Schools across Israel opened this morning by studying Shimon Peres’s contributions to the country. It was a fitting tribute to a statesman whose lifelong devotion to Israel included a keen awareness of the central importance of education.
“He saw education as no less important than security in ensuring the future of the Jewish People and the State of Israel,” said World ORT Director General and CEO Shmuel Sisso. “He was dedicated to education.”
That dedication brought him to Bnei Brak in March where he joined philanthropist Nathan Kirsh for the inauguration of a World ORT project, in partnership with The Kirsh Foundation, providing computer labs and ICT suites for Charedi youth.
It was the last of many occasions at which Peres and Mr Sisso spent time together.
“I had the pleasure of meeting him many times while Consul-General of New York and as Mayor of Kiryat Yam,” Mr Sisso said. “He was a very wise man. You never left him without the impression that he had given you a profound insight. And he never let party politics get in the way of whatever needed to be done. His passing is a great loss for us all.”
The importance Peres placed on education meant that he recognised ORT’s significance. In 1986, as Prime Minister, he told the World ORT Congress:
“I truly believe that ORT is one of the most important organisations in Jewish life… and I believe also that ORT has made the most valuable contribution to our young generation by its operations in challenging, demanding and far-away places, where it has taken science and technology to what it recognises to be the generations of hope for Jewish life and for the State of Israel.”
He went on: “Not only what you do in Israel but what you do abroad in Jewish life is of great importance because we are facing two major problems: not enough Jewish people are coming to Israel and, alas, too many Jewish people are leaving Judaism. For these two reasons we have to emphasise education – both scientific and Jewish – as a major challenge for the future.”
In 1993, this time as Foreign Minister, Peres again addressed the World ORT Congress. ORT was “deep and serious in our life”, he said, before noting that there were two kinds of countries in the Middle East, the holy and the oily – and that Israel clearly did not belong in the latter category.
“We took a country that was a desert from every possible point of view, so the only way to overcome the desert was really by education, by science, by technology, by human motivation, human pioneering,” he said.
Twenty-two years later, Peres reiterated the importance he placed on technology education when he met students from World ORT-affiliated schools in Kiryat Yam who had come to Beit HaNassi to watch the launch of Israel’s Amos 3 satellite.

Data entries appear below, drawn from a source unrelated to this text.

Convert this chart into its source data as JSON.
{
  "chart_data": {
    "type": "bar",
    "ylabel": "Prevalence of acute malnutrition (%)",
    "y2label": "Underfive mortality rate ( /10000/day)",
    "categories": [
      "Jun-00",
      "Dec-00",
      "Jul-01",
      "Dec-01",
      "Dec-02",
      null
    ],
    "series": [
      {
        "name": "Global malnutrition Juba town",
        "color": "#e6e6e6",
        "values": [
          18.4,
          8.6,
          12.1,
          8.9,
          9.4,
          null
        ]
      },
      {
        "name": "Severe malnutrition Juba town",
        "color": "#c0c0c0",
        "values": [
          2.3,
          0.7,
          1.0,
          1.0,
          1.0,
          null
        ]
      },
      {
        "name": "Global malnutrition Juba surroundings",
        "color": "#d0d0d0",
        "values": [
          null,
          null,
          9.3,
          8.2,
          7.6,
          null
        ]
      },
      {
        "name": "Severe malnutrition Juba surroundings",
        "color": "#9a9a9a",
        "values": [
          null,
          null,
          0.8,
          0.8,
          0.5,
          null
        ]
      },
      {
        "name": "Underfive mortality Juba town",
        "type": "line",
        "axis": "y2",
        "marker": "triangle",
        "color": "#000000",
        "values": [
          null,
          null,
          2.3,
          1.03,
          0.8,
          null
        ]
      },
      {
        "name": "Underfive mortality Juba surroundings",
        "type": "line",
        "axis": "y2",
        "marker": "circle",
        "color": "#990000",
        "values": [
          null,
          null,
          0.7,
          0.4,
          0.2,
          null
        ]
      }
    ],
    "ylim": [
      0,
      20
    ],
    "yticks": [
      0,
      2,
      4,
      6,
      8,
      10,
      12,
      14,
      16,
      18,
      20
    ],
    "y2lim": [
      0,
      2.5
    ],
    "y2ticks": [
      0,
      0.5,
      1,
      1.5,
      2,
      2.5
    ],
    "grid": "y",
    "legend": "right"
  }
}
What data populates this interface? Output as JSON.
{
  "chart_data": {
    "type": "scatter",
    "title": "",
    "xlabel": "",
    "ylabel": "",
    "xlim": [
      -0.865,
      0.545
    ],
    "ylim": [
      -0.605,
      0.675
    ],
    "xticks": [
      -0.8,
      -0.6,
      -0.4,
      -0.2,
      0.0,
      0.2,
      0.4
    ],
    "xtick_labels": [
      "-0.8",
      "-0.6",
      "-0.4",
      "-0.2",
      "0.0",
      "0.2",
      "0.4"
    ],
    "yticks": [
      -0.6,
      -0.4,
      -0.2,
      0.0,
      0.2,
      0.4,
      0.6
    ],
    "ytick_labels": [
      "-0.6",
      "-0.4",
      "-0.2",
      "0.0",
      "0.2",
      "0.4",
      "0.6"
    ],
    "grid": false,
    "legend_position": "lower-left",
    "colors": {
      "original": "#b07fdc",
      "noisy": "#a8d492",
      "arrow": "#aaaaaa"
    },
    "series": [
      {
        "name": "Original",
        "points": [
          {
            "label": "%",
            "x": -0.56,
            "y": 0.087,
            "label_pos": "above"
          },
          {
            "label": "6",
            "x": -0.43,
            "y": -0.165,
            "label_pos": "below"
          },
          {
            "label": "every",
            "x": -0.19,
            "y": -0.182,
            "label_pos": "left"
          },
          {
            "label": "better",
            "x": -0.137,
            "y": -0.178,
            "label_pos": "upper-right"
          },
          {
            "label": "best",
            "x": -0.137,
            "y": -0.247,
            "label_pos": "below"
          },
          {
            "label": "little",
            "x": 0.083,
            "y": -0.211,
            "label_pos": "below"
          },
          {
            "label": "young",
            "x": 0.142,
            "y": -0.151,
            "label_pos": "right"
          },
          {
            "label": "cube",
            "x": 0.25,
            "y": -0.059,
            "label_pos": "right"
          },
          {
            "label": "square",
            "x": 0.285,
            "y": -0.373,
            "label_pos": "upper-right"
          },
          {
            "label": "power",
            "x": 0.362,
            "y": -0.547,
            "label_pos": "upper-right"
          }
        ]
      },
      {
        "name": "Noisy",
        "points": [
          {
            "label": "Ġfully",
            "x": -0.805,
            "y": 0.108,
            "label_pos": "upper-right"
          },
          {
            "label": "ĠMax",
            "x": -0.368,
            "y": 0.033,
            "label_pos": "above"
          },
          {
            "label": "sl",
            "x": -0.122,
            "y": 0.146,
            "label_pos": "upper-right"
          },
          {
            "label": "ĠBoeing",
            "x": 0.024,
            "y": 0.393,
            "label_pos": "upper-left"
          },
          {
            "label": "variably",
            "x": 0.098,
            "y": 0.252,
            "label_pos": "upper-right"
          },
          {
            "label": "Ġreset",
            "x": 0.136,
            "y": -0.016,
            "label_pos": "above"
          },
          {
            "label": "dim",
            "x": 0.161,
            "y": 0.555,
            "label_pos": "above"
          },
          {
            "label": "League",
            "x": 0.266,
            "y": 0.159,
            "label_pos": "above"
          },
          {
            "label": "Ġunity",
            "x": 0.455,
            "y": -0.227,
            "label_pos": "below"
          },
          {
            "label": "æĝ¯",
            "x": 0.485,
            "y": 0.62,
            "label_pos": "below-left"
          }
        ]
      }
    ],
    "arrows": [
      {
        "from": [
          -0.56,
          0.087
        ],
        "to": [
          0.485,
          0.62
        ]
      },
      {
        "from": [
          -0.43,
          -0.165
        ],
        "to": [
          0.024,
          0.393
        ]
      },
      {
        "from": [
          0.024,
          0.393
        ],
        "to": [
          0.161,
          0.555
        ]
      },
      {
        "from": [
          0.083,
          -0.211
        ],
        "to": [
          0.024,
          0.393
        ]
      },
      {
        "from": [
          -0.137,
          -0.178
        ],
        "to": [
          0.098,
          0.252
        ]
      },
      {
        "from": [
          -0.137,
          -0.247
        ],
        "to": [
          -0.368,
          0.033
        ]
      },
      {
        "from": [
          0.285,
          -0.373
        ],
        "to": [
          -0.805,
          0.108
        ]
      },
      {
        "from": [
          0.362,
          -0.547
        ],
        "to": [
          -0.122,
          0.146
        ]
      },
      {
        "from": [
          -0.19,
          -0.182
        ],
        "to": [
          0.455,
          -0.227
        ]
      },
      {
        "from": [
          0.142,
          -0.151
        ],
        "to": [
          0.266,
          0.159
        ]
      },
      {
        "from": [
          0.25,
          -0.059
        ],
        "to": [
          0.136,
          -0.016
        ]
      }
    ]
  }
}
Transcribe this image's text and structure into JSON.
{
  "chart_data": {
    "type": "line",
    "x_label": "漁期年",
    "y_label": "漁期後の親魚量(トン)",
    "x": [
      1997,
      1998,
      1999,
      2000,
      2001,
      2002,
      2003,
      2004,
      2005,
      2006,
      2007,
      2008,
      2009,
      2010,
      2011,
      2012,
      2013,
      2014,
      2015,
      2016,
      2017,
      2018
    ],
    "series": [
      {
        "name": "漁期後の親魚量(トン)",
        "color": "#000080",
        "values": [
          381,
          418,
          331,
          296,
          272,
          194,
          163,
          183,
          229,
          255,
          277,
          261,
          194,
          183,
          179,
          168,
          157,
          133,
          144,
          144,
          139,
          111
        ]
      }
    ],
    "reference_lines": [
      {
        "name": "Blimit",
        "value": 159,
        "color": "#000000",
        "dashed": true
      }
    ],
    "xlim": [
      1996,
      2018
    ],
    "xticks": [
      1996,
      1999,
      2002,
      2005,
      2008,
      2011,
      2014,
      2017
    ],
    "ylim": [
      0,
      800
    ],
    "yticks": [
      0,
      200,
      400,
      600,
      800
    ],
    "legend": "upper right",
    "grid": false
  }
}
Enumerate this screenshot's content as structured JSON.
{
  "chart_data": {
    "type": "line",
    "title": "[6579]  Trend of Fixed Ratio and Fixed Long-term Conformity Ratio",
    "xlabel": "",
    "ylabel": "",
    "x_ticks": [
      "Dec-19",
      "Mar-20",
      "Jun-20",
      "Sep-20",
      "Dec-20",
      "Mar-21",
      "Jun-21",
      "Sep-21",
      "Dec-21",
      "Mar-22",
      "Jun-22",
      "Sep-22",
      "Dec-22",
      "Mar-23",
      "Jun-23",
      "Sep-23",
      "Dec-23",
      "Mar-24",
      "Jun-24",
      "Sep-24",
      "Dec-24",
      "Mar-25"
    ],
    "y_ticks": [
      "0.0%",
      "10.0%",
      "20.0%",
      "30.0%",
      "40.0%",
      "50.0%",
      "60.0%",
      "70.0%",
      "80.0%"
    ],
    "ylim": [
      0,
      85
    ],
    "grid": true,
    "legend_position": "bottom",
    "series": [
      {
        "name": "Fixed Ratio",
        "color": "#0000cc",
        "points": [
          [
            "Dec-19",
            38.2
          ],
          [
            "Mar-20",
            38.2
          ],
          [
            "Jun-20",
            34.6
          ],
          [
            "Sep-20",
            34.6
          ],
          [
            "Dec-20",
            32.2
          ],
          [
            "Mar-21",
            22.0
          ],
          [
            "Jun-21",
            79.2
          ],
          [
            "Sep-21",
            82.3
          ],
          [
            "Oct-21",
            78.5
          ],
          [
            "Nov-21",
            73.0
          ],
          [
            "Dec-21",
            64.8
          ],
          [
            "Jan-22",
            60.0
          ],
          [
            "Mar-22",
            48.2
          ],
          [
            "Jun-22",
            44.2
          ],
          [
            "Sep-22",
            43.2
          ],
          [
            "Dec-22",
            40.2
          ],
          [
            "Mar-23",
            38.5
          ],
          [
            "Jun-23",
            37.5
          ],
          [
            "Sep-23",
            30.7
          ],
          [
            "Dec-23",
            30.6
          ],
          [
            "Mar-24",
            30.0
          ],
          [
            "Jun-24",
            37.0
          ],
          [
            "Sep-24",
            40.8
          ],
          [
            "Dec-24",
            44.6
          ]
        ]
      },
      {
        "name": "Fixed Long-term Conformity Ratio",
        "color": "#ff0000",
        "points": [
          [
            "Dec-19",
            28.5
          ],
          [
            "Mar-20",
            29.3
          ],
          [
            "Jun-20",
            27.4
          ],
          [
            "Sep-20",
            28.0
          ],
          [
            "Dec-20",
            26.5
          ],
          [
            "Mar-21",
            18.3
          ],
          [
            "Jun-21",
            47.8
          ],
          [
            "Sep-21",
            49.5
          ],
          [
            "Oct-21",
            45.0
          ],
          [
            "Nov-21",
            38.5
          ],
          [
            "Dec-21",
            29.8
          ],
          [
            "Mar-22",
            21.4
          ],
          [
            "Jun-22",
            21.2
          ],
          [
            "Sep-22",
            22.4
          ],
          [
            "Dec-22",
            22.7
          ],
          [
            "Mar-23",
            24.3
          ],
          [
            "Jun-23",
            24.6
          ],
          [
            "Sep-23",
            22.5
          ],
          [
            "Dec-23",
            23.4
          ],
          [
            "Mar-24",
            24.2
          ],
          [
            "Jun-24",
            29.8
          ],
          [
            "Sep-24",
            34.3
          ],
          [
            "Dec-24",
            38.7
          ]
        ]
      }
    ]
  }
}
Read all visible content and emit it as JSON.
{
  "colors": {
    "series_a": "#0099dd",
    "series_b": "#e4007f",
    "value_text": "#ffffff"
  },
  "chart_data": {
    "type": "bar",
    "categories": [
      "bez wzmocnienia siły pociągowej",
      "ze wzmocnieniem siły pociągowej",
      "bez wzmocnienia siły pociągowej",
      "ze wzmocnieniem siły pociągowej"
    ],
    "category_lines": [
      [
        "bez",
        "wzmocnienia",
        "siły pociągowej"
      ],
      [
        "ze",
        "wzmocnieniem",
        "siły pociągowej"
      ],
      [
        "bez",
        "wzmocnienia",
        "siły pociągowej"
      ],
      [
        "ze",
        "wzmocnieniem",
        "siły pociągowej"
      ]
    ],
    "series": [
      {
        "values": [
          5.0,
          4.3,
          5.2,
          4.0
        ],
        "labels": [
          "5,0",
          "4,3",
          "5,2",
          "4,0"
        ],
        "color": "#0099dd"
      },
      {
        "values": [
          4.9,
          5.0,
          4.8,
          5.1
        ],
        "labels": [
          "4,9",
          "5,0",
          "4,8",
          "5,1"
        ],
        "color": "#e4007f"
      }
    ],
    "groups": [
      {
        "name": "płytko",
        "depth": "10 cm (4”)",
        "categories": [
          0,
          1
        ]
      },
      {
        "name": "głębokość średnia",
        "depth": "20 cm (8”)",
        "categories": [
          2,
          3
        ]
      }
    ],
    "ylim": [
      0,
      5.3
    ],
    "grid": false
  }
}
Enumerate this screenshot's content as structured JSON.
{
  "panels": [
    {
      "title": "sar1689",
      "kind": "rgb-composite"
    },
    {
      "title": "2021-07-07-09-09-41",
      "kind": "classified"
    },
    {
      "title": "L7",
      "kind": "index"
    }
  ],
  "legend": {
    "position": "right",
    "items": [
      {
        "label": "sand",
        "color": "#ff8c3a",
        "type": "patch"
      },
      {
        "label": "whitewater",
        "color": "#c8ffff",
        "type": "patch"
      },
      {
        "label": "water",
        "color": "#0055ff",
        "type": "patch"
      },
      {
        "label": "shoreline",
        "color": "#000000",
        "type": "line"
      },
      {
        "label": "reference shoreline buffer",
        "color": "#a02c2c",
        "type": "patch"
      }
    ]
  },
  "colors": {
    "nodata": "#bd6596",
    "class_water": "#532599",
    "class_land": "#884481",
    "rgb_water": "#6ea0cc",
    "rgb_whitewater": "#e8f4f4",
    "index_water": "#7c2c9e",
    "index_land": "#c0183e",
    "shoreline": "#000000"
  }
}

“He talked about how important technology is in our society and said he hoped that we would study it and work in Israel’s high-tech sector,” said one of those students, Din Maransev.
In August 2012, the inter-relationship between security and education became clear with Peres’s participation in the opening of the new rocket-proof campus at World ORT-affiliated Sha’ar HaNegev High School.
The new campus meant the end of 12 years of students and teachers sprinting into shelters whenever a ‘red alert’ warned of incoming missiles from Gaza, just a couple of miles away. Now they could continue their lessons without fear.
Peres, who was now President, joined the 1,200 students at the campus which had been built next to the old one in a defiant message to the terrorists who had been trying to render their home uninhabitable.
“I’m proud of you,” the President wrote on a special message board, saying later that the students had displayed “steadfastness in learning, achievements and creativity”.
“This fortified school inaugurated today is the least that can be done for you. In response to the rockets you are making a strong statement,” he added.
To the world, Peres may be best known as a Nobel Peace laureate and his work for peace and mutual understanding featured in his major addresses to World ORT congresses. But it was a task which he saw as extending beyond the realm of diplomacy and into civil society; it was part and parcel of a general desire for social and economic development.
“The world has changed,” he concluded in his 1993 address to the World ORT Congress. “There is so little to do with missiles and planes and so much to do with schools and education. We also have to get rid of old prejudices and not to take all the disputes as a permanent presence of an ongoing future. Alas, people prefer to remember rather than to think. It is not a time of remembrance. It is a time of thinking. It is because of it that we attach so much importance to your organisation.
“We cannot change the Land of Israel, the size of it, so we are changing the population with an immigration from Russia, with our own rate of birth, with an immigration from other places. We cannot enrich the land with gold and silver and oil. We can have enriched people enriching the land. We don’t want to be just a fighting nation; we want to be a winning nation, to offer to neighbours, close and far away, a new hope and a new example, to tell them that even a desert is not a must, you can cross it once in 40 years and then in another 40 years make out of it a garden.
“It is here where the most important promise and the major call of our time resides, and let’s do a job which fits the need of our time and that promises a future for our children.”